用Selenium进行百度搜索结果简单提取_selenium定位查询的结果

作者：神奇cpp | 2024-06-29 04:24:40

踩

selenium定位查询的结果

利用Selenium访问百度，输入搜索关键字后，提取搜索页面的查询结果。

1. 以headless chrome方式访问百度首页


#chrome选项
options = webdriver.ChromeOptions()
#使用无头chrome
options.set_headless()
#配置并获得WebDriver对象
driver = webdriver.Chrome(
    'D://chromedriver_win32//chromedriver', chrome_options=options)
#发起get请求
driver.get('http://www.baidu.com/')

2. 百度首页用来输入搜索关键词的组件是

<input id="kw" name="wd" class="s_ipt" value="" maxlength="255" autocomplete="off">

使用selenium通过id，name或class的方式来获取到这个input标签，输入内容并提交：


input_element = driver.find_element_by_name('wd')
input_element.send_keys('python')
input_element.submit()

通过name属性获得input标签后，输入要查询的内容是'python'

3. 等待百度的查询结果页：

当以python作为关键字查询时，百度返回查询结果页面时会在浏览器的标题(title)中包含查询的关键字：

所以利用这个特点，当WebDriver的标题中出现包含'python'的文字即说明百度返回了搜索结果页面


try:
    #最多等待10秒直到浏览器标题栏中出现我希望的字样（比如查询关键字出现在浏览器的title中）
    WebDriverWait(driver, 10).until(
        expected_conditions.title_contains('python'))
    
 
finally:
    #关闭浏览器
    driver.close()

4. 对搜索结果页中的内容进行提取：

首先是"百度为您找到相关结果约100,000,000个"，这个结果是存放在一个span中：

<span class="nums_text">百度为您找到相关结果约100,000,000个</span>

利用class属性可以找到标签span，并提取span中的文本，再进一步只提取其中的数字100,000,000


try:
    #最多等待10秒直到浏览器标题栏中出现我希望的字样（比如查询关键字出现在浏览器的title中）
    WebDriverWait(driver, 10).until(
        expected_conditions.title_contains('python'))
    print(driver.title)
    bsobj = BeautifulSoup(driver.page_source)
 
    num_text_element = bsobj.find('span', {'class': 'nums_text'})
    print(num_text_element.text)
    nums = filter(lambda s: s == ',' or s.isdigit(), num_text_element.text)
    print(''.join(nums))
 
finally:
    #关闭浏览器
    driver.close()

使用BeautifulSoup帮助提取内容。

利用页面的内容生成BeautifulSoup对象后，调用find方法找到class属性为nums_text的span标签，取出它的文本内容。

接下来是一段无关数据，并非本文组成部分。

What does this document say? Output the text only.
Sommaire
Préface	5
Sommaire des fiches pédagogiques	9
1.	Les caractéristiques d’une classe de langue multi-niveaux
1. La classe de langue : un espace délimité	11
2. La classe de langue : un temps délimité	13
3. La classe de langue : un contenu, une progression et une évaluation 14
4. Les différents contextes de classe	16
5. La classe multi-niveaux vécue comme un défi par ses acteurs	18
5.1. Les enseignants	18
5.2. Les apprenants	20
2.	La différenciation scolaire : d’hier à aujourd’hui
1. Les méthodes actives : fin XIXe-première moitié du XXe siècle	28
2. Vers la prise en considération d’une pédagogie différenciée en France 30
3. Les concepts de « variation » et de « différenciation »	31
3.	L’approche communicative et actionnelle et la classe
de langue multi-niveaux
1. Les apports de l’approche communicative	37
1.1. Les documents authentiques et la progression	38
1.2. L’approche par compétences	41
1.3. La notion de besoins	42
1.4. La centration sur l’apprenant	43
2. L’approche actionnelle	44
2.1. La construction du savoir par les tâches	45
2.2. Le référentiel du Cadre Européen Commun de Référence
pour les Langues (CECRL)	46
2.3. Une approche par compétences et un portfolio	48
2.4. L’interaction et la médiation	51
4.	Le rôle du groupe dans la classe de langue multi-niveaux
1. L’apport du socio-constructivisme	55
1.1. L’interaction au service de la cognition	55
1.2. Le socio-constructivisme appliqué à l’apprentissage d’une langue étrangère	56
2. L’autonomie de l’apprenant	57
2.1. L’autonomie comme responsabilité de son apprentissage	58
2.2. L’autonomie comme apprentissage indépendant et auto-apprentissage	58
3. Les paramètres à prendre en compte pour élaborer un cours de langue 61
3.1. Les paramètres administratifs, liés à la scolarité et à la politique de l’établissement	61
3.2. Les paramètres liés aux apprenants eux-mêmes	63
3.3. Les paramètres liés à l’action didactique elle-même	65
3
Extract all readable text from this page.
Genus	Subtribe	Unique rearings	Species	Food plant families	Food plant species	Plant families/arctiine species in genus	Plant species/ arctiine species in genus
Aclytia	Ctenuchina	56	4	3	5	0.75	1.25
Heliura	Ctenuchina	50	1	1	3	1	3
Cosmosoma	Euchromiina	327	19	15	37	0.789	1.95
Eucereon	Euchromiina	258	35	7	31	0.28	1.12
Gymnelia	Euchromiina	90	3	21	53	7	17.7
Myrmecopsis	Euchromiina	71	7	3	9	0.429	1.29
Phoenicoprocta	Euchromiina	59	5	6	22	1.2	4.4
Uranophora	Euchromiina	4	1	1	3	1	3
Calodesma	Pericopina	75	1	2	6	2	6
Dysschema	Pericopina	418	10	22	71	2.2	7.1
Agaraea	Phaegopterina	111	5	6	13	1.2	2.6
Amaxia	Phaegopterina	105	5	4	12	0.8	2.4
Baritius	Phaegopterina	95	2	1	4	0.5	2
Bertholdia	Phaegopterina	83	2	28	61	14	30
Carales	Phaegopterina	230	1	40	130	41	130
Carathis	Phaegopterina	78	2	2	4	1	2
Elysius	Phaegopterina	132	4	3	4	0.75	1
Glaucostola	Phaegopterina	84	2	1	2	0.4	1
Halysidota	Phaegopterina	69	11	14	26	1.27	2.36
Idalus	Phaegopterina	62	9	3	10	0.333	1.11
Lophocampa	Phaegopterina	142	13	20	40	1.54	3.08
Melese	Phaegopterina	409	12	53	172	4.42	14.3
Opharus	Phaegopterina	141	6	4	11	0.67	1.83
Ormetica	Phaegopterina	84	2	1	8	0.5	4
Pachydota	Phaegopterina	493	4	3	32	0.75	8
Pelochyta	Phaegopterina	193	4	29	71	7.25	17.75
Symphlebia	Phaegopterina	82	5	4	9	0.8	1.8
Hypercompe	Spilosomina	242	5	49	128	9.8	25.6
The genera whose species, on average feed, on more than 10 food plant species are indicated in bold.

如果有必要，可以使用filter函数，过滤出文本内容中需要的部分（比如，数字和逗号）

5. 进一步利用BeautifulSoup提取结果页面中的链接和标题

搜索结果是存放在class属性包含c-container的div标签中。

打开一个div标签：

可以看到在div标签下的h3标签下有一个a标签，这个a标签的href属性值就是一个搜索结果的链接地址，而a标签的文本内容就是一个搜索结果的文本内容。


try:
    #最多等待10秒直到浏览器标题栏中出现我希望的字样（比如查询关键字出现在浏览器的title中）
    WebDriverWait(driver, 10).until(
        expected_conditions.title_contains('python'))
    print(driver.title)
    bsobj = BeautifulSoup(driver.page_source)
 
    num_text_element = bsobj.find('span', {'class': 'nums_text'})
    print(num_text_element.text)
    nums = filter(lambda s: s == ',' or s.isdigit(), num_text_element.text)
    print(''.join(nums))
 
    elements = bsobj.findAll('div', {'class': re.compile('c-container')})
    for element in elements:
        print('标题：', element.h3.a.text)
        print('链接：', element.h3.a['href'])
        print(
            '===============================================================')
 
finally:
    #关闭浏览器
    driver.close()

为了提现class属性中包含c-container，所以使用了一个简单的正则表达式。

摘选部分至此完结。